Dr Taylor said MPs saw the significance of the claim. "We had had a lot of evidence throughout the inquiry that obesity in children is a huge, huge increasing problem. As it is children, we have to get at more than anybody else. it was felt that this was a way of emphasising the danger for children."

David Hinchliffe, the Labour chairman of the committee, continued to defend the use of Dr McKenzie's letter, blaming tabloids for exaggerating the report. "What's really annoyed me about this is that the two people who were quoted on the Today programme appear to have drawn conclusions about our report from the tabloid treatment of part of our report. They don't appear to have read the report."

He added later: "When you've got a consultant paediatrician in a unit dealing with serious obesity saying that she's got children choking on their own fat, quite frankly it is pretty serious stuff. Had we not referred to her letter, which we do respecting in its entirety the way she put this, I think we would have been accused of suppressing some very important evidence."

Dr McKenzie wrote to the committee that her role was "to identify medical problems associated with obesity". She went on: "In the last two years one child at the age of three has died of heart failure due to extreme obesity."

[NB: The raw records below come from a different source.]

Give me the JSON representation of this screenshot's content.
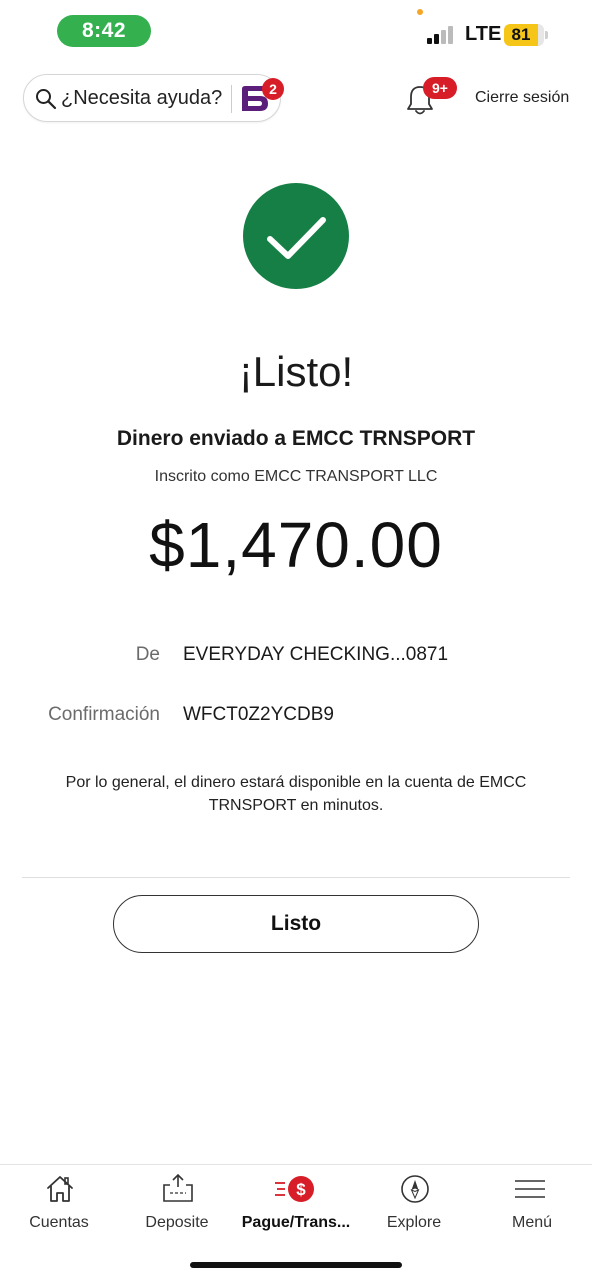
{
  "status_bar": {
    "time": "8:42",
    "network": "LTE",
    "battery": "81"
  },
  "header": {
    "help_placeholder": "¿Necesita ayuda?",
    "assistant_badge": "2",
    "notifications_badge": "9+",
    "signout_label": "Cierre sesión"
  },
  "main": {
    "title": "¡Listo!",
    "sent_to": "Dinero enviado a EMCC TRNSPORT",
    "enrolled_as": "Inscrito como EMCC TRANSPORT LLC",
    "amount": "$1,470.00",
    "details": [
      {
        "label": "De",
        "value": "EVERYDAY CHECKING...0871"
      },
      {
        "label": "Confirmación",
        "value": "WFCT0Z2YCDB9"
      }
    ],
    "note": "Por lo general, el dinero estará disponible en la cuenta de EMCC TRNSPORT en minutos.",
    "done_label": "Listo"
  },
  "bottom_nav": {
    "items": [
      {
        "label": "Cuentas",
        "icon": "home-icon"
      },
      {
        "label": "Deposite",
        "icon": "deposit-icon"
      },
      {
        "label": "Pague/Trans...",
        "icon": "pay-transfer-icon",
        "active": true
      },
      {
        "label": "Explore",
        "icon": "compass-icon"
      },
      {
        "label": "Menú",
        "icon": "menu-icon"
      }
    ]
  },
  "colors": {
    "success_green": "#167f45",
    "brand_red": "#d71e28",
    "time_pill_green": "#34b04f",
    "battery_yellow": "#f5c518",
    "assistant_purple": "#5b1e7a"
  }
}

It is not known whether Dr McKenzie was aware of the genetic problem before she wrote to the committee on April 28 last year. The Royal London hospital said yesterday she would not take any questions. "The trust considers it important that clinicians are able to add to public debates about health.

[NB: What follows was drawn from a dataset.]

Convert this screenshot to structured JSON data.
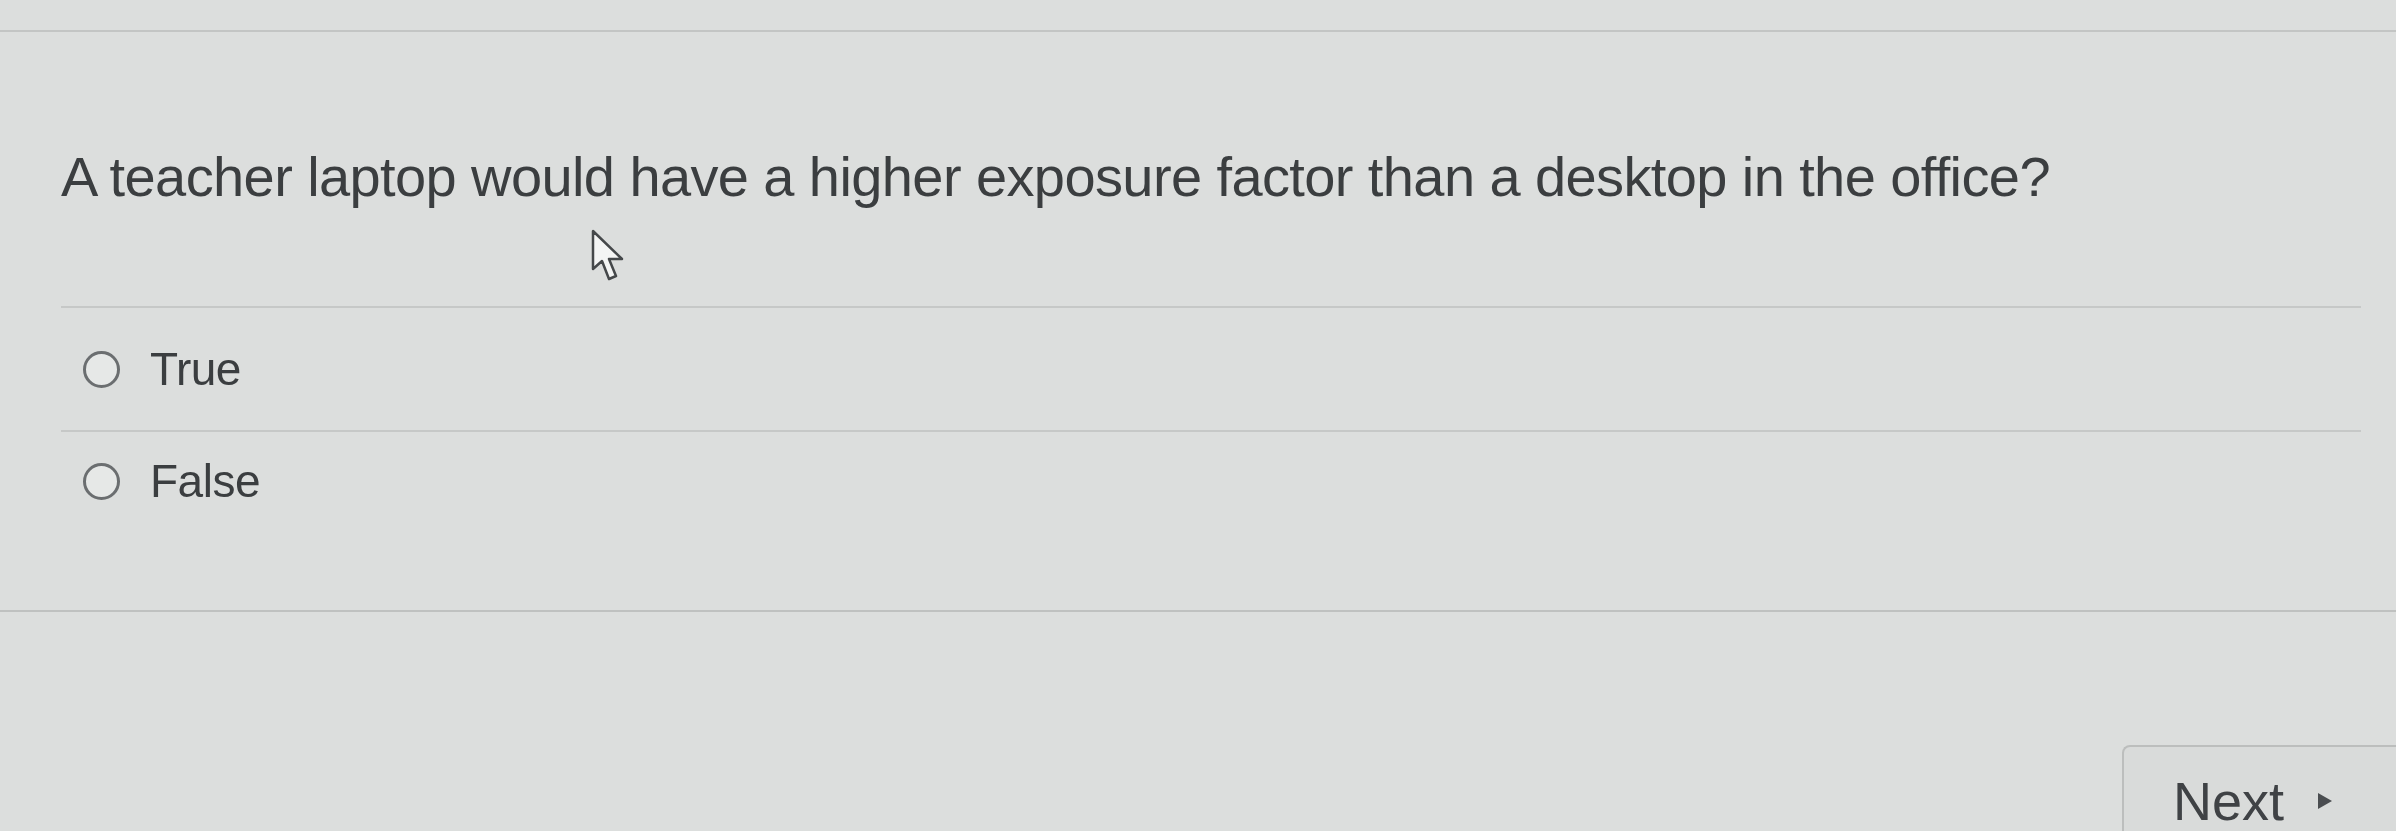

"Dr McKenzie and colleagues submitted their evidence on obesity to the select committee in good faith. We do not have the family's permission to discuss their situation in the media."

The Sun headlined its story: "Fat & dead ... at 3"; the Express: "Child 3 dies from being fat: The terrifying truth behind Britain's obesity epidemic"; and the Telegraph: "Now obesity kills child aged three".

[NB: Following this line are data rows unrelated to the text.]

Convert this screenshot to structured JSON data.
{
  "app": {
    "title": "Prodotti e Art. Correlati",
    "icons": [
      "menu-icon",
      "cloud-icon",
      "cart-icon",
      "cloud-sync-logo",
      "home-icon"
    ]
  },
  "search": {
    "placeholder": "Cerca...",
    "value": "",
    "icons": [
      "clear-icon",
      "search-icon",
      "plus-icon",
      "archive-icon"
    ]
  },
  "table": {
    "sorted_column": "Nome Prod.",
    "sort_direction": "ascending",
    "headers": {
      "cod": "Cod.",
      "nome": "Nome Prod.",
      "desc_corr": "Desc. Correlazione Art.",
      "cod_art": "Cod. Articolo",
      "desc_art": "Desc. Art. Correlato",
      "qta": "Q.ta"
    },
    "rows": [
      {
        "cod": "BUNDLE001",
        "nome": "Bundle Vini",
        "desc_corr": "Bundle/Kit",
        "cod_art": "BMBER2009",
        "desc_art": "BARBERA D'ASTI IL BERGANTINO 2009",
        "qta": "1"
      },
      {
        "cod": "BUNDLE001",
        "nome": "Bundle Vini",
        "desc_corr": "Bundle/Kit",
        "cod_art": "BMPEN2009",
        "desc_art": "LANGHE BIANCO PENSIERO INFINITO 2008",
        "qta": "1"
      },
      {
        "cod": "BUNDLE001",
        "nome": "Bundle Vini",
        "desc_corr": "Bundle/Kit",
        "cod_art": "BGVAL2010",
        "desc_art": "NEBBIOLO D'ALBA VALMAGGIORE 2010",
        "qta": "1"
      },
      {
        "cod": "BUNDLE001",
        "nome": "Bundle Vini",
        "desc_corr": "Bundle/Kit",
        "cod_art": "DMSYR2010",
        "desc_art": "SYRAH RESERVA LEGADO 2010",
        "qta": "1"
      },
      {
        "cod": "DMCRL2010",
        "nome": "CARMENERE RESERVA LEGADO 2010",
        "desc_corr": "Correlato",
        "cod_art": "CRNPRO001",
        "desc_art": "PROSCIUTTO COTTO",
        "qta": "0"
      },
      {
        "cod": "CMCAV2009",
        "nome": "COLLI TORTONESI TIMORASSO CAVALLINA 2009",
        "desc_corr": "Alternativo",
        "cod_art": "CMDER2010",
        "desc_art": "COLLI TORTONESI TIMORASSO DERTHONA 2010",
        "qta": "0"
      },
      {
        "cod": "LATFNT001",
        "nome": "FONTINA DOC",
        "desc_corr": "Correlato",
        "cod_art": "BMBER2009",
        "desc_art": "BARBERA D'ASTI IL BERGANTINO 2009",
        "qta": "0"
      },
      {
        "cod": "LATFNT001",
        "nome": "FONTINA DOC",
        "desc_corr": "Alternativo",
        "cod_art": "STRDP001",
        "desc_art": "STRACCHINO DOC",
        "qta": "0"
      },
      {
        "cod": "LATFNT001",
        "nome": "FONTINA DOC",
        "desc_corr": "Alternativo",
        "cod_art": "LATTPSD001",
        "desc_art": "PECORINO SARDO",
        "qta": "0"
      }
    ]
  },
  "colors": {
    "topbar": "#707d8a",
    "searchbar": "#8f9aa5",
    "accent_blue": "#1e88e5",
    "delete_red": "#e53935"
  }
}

The Cambridge scientists expressed doubts about about the thrust of the report and the absence of discussion of genetic factors in obesity from the moment of publication. Dr Farooqi's head of department, Steve O'Rahilly, did not join the general enthusiasm.

"We need to inject a degree of honesty into this debate and be a little more humble in the face of the real uncertainties about the causes of obesity," he said in a statement at the time.

"Ignoring the role of inherited factors in determining people's susceptibility to becoming fat is not only bad science, it also helps to perpetuate the blame culture which tends to permeate this field.

"If we applied more science and less political positioning we might get some clearer ideas for solutions."

Professor O'Rahilly and Dr Farooqi's work is to locate possible defective genes which might cause children to become obese.

They have published papers on mutations in the gene which governs the production of leptin, a protein which affects appetite and energy expenditure.

Margaret Lawson, senior research fellow at the Institute of Child Health, said that although 6% of two year olds were obese, genetic defects were rare and would not necessarily be suspected by paediatricians.

"The vast majority of children who are obese have been overfed really," she said.